Neemt je zone gasmonitor echt de straal waar waarvan je denkt dat het die is?

Randy Gonzales, regionale verkoopdirecteur Westelijke VS & Canada 12 september 2023

Vijf factoren die de dekking, het bereik en de effectiviteit beïnvloeden

Gebied Monitor StraalZelfs bij een eenvoudige drop-and-go inzet moet gasdetectie in een industriële omgeving verder gaan dan alleen het gebruik van een omgevingsgasmonitor om werknemers en faciliteiten veilig te houden. Dat komt omdat de beweging van gas een gecompliceerde dans is die door verschillende variabelen wordt beïnvloed. Als u weet hoe deze monitors werken, inclusief hun reikwijdte en beperkingen, kunt u ervoor zorgen dat ze effectief werken en registreren wat de bedoeling is.

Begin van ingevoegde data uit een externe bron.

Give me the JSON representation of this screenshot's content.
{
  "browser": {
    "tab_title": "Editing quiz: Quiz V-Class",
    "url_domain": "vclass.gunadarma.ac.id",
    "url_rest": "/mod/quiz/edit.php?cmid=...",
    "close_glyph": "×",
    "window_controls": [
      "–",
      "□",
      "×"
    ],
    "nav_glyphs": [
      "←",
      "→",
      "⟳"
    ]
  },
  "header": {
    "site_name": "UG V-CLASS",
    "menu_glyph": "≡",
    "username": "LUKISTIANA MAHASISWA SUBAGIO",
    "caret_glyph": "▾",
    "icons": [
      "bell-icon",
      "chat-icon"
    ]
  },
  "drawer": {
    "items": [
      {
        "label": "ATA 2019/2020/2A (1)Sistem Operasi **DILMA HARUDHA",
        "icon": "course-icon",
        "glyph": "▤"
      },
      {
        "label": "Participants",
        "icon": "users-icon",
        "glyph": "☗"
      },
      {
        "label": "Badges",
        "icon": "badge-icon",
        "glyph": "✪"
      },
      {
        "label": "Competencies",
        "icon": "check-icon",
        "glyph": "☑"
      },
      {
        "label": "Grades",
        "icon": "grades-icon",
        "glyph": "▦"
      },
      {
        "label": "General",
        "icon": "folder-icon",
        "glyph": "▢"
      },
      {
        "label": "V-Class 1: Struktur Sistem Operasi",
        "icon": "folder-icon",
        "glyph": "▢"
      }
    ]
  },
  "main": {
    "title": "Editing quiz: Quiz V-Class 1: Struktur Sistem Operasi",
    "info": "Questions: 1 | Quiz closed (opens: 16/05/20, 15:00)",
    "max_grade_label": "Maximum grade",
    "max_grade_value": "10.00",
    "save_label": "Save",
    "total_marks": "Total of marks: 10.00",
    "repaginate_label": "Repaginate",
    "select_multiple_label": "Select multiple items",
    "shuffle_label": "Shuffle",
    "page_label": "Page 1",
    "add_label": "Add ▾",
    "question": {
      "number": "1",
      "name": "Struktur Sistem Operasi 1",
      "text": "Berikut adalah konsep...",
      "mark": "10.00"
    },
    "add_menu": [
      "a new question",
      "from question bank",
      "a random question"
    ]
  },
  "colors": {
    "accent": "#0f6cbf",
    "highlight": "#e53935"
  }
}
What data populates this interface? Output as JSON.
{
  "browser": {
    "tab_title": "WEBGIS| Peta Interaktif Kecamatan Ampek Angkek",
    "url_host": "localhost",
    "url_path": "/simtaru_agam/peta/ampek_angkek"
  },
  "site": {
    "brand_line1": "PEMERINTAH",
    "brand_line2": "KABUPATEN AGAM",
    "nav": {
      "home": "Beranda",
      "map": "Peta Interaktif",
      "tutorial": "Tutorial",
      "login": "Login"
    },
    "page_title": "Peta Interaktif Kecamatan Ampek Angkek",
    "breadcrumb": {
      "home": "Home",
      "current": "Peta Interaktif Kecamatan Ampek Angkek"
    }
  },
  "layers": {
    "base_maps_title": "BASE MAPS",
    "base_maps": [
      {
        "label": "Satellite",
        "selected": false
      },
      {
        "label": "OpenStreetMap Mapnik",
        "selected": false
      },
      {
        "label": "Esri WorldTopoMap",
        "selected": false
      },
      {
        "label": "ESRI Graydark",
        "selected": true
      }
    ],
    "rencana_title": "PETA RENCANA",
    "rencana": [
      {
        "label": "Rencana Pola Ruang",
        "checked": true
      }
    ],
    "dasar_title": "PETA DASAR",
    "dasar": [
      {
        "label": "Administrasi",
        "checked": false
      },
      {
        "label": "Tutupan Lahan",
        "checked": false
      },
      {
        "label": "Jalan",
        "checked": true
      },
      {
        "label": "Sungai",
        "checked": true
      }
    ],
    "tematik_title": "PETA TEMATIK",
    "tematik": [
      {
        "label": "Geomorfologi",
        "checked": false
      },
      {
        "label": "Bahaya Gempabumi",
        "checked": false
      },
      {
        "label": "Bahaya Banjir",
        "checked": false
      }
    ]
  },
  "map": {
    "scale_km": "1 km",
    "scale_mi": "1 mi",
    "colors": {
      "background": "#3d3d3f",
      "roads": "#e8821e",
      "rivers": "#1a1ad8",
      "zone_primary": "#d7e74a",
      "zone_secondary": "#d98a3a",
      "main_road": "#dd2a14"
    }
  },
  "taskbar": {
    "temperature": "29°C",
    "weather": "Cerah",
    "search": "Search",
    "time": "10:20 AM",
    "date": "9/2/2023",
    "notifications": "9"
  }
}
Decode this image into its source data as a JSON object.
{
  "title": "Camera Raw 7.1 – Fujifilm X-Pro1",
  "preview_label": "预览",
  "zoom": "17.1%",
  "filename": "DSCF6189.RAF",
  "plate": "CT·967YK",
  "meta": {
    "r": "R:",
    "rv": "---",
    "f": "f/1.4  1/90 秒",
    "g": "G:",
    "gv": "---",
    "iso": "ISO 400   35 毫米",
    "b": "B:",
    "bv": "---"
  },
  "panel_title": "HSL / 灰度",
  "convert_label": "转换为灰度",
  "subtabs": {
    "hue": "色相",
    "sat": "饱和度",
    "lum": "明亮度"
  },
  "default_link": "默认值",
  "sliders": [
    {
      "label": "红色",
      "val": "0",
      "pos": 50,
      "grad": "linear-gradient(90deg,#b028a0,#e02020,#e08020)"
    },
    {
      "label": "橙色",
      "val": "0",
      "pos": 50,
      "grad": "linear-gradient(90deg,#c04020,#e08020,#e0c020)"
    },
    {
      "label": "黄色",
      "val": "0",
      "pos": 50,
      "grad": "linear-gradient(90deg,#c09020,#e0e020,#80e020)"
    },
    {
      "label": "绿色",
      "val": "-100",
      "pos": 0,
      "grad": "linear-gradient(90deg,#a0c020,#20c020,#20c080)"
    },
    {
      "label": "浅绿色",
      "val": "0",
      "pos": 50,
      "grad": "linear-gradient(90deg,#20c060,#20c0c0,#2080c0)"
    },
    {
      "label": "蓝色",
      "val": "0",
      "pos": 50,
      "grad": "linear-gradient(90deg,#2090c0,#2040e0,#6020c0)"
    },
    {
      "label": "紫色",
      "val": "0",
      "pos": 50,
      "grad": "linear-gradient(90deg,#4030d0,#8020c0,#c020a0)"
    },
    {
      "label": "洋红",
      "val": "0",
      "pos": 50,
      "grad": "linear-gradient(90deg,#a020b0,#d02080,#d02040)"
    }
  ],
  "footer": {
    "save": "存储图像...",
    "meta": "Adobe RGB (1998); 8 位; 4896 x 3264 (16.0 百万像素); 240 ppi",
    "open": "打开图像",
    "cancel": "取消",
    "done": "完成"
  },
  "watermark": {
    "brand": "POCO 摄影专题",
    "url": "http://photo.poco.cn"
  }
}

Een veel voorkomende misvatting is dat een zonemonitor gas detecteert in een vaste straal. Dat wil zeggen, zodra je een zonemonitor inzet, zal hij gas detecteren rond die locatie binnen een bepaald aantal meter. Dit is niet noodzakelijk waar. Meerdere factoren beïnvloeden de effectieve dekking en een zonemonitor kan alleen de gassen detecteren waaraan hij wordt blootgesteld.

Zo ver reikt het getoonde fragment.